Untuk memastikan siswa aman dari Covid-19, kata Budhi, rencanaya pihaknya akan melakukan penyemprotan sebelum aktivitas sekolah normal kembali.
“Pasti ada penyemprotan kembali sebelum siswa aktif sekolah lagi. Selain itu, sekolah pun akan membatikan hand sainitizer, masker kepada siswa yang sistem pembangianya akan diberikan di rumah masing-masing siswa,” ujarnya.
Budi menyatakan, memang saat murid nanti masuk sekolah masih belum ada metode pembelajaran yang baku. Namun tetap harus dipersiapkan oleh pihaknya.
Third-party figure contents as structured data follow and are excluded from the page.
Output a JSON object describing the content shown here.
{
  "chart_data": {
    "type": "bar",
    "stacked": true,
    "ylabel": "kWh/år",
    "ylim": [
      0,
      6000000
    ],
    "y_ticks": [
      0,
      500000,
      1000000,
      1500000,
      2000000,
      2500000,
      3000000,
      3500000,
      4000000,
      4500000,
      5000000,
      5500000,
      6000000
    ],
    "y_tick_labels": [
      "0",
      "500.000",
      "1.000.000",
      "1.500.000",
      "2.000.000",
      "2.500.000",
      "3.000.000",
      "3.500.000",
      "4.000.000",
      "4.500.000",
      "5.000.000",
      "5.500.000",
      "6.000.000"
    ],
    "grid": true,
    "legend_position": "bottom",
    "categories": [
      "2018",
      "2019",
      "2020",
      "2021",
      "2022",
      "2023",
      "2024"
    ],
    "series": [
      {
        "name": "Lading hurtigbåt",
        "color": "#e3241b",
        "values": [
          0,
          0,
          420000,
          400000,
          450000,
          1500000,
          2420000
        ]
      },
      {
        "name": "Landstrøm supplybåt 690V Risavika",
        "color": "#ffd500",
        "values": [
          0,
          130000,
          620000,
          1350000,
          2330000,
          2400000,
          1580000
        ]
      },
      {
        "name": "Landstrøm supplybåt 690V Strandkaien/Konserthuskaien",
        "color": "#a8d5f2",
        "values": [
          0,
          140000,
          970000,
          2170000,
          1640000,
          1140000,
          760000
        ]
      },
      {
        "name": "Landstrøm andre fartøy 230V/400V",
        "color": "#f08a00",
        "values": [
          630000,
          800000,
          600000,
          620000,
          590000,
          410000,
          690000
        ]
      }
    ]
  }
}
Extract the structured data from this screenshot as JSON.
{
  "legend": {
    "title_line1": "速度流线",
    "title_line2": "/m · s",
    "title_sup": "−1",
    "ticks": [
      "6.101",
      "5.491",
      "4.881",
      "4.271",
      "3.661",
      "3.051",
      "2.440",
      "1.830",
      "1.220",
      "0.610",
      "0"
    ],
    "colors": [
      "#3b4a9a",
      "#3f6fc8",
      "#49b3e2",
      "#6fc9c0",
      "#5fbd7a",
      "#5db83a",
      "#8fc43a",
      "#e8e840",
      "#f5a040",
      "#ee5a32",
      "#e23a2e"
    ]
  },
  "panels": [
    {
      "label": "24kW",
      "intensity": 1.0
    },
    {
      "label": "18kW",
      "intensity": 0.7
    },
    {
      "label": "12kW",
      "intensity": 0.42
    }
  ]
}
Skema untuk
siswa belajar disekolah harus menjaga jarak minimal 1 meter. Begitu pula dengan pembagian kelas pun juga akan dibagi menjadi 2 tahap.
“Untuk tahap pertama terdiri atas 15 anak dengan jam belajar dimulai sejak pukul 07.00 WIB hingga 10.00 WIB. Dan tahap kedua, dimulai pukul 10.00 WIB hingga pukul 12.00 WIB,” paparnya.
Sementara, Kabid Pembinaan SD di Dinas Pendidikan Kota Serang, Wardah mengatakan, hingga saat ini dindik masih belum mengetahui terkait prosedur pembelajaran jika nanti akan masuk tahun ajaran baru.
“Belum ada perintah. Jadi belum tahu,” tungkasnya. (MG-01).